Question

Find the value of k for which each of the following systems of equation has no solution:
$x + 2y = 0$
$2x + ky = 5$

Answer 1

Hint – Here we will proceed by using the no solution condition for linear equation that is $\dfrac{{{a_1}}}{{{a_2}}} = \dfrac{{{b_1}}}{{{b_2}}} \ne \dfrac{{{c_1}}}{{{c_2}}}$. By applying this condition, we will get our answer.

Complete Step-by-Step solution:
If we have linear equation in the following form,
$
  {a_1}x + {b_1}y + {c_1} = 0 \\
  {a_2}x + {b_2}y + {c_1} = 0 \\
 $
For these type of equations, condition of no solution will be,
$\dfrac{{{a_1}}}{{{a_2}}} = \dfrac{{{b_1}}}{{{b_2}}} \ne \dfrac{{{c_1}}}{{{c_2}}}$ (If this condition is satisfied then we can say that equations has no solution)
Given equation is
$x + 2y = 0$ …. (1)
$2x + ky = 5$;
We can also write it as,
$2x + ky - 5 = 0$ …. (2)
Now, by comparing equation (1) and (2) by $
  {a_1}x + {b_1}y + {c_1} = 0 \\
  {a_2}x + {b_2}y + {c_1} = 0 \\
 $we will get,
For, equation (1)
${a_1} = 1,{b_1} = 2,{c_1} = 0$
   For, equation (2),
${a_2} = 2,{b_2} = k,{c_2} = - 5$
Now we will apply the no solution condition here that is $\dfrac{{{a_1}}}{{{a_2}}} = \dfrac{{{b_1}}}{{{b_2}}} \ne \dfrac{{{c_1}}}{{{c_2}}}$ we will get
$\dfrac{1}{2} = \dfrac{2}{k} = \dfrac{0}{5}$ …. (3)
$\dfrac{1}{2} \ne 0$ (It is always true)
From equation 3 we can say that,
If, $\dfrac{1}{2} = \dfrac{2}{k}$ Then, $\dfrac{1}{2} = \dfrac{2}{k}$$ \ne $ $\dfrac{0}{5}$
Now, we will simplify the equation,
$\dfrac{1}{2} = \dfrac{2}{k}$
$1 \times k = 2 \times 2$
$ \Rightarrow k = 4$
So, we can say that, if the value of $k = 4$ then no solution will exist for this system.

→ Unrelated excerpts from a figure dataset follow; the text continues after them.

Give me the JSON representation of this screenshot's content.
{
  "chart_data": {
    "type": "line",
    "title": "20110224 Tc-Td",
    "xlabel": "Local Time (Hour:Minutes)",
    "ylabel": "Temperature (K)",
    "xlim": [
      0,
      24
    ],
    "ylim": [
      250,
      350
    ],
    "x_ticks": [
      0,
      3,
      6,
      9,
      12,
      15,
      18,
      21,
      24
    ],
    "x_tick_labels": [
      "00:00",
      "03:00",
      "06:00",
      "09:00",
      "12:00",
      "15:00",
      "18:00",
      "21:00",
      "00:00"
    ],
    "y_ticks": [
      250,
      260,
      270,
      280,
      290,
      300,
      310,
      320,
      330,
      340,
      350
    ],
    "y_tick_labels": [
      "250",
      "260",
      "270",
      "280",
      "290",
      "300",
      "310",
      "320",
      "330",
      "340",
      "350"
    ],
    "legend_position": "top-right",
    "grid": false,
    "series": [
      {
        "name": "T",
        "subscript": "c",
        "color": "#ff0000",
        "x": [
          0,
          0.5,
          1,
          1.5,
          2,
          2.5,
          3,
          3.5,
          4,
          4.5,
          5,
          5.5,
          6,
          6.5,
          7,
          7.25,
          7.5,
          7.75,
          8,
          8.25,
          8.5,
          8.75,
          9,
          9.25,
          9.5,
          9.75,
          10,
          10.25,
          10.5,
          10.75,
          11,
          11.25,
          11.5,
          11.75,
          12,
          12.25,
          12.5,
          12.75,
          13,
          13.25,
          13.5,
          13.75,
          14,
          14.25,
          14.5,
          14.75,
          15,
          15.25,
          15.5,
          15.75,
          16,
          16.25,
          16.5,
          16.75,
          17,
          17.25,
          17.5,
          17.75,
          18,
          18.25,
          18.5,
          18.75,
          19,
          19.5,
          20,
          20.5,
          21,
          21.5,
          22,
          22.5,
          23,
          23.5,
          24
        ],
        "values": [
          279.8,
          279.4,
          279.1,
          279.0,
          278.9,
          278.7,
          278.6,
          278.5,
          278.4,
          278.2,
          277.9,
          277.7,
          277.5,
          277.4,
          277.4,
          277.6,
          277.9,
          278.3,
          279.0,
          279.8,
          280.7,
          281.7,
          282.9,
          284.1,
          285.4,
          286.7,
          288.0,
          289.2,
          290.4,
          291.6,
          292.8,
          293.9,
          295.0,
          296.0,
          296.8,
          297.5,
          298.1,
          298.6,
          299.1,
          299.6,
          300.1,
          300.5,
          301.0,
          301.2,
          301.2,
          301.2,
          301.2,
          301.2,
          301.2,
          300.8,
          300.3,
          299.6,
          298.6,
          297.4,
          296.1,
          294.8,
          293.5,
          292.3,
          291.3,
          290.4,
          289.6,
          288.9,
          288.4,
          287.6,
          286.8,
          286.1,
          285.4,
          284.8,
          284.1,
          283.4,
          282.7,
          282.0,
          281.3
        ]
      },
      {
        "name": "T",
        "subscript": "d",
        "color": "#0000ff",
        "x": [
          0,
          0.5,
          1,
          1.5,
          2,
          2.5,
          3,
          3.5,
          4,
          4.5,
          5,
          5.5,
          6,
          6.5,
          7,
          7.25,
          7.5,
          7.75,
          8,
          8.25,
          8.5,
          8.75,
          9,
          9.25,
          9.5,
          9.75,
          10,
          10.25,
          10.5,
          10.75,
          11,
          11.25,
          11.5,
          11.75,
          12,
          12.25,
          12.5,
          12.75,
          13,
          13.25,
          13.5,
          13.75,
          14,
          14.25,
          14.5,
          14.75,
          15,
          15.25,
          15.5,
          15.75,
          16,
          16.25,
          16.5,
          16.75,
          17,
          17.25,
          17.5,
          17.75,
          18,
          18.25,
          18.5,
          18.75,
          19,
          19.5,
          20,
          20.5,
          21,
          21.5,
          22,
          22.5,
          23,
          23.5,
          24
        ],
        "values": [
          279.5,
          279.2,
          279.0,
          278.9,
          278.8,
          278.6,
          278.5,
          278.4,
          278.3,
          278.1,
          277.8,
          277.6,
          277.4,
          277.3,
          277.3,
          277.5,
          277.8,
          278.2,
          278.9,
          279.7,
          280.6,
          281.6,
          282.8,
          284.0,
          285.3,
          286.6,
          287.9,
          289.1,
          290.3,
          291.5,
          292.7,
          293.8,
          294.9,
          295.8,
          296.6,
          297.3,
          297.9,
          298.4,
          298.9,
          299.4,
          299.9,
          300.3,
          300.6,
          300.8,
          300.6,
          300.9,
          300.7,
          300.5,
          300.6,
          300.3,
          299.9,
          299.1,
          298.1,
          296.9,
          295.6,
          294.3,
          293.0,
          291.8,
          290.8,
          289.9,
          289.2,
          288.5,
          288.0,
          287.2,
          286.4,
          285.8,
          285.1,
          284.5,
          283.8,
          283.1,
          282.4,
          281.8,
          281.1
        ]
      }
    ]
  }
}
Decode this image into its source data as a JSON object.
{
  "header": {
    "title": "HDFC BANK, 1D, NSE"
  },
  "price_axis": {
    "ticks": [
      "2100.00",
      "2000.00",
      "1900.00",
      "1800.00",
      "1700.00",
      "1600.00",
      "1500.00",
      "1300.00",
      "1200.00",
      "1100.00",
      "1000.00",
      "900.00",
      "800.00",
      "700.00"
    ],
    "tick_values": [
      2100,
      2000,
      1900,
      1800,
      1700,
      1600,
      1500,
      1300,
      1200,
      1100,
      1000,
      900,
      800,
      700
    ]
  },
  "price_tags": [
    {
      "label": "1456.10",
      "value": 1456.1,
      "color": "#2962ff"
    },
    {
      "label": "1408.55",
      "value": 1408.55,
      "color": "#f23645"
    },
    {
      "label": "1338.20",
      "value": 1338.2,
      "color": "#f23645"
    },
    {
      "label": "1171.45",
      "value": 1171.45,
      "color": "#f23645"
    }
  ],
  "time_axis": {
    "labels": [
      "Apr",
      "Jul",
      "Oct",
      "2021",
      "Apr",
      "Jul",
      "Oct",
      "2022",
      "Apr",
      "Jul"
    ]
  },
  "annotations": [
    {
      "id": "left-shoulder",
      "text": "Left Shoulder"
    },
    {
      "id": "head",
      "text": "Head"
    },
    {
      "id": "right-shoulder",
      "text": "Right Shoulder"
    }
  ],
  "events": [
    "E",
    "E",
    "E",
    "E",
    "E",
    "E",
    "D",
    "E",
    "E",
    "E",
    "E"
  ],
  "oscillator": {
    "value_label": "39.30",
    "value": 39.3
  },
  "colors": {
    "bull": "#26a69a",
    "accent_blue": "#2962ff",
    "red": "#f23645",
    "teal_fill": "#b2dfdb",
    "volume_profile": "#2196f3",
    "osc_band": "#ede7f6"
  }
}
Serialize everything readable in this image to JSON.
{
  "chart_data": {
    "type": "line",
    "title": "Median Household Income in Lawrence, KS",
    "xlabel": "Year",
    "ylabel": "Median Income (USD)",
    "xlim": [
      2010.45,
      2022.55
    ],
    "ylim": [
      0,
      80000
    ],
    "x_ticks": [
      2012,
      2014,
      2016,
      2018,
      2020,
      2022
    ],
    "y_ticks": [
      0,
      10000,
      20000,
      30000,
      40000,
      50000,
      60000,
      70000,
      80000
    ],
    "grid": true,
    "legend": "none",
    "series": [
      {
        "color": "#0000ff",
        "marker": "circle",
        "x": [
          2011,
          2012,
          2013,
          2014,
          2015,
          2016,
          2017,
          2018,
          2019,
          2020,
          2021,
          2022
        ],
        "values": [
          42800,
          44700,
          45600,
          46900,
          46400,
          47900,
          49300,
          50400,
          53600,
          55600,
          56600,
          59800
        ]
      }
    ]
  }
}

Note – Whenever we come up with this type of question, one must know that a system of equations is called an inconsistent system of equations if there is no solution because the lines are parallel. If two or more equations that are impossible to solve based on using one set of values of the variables.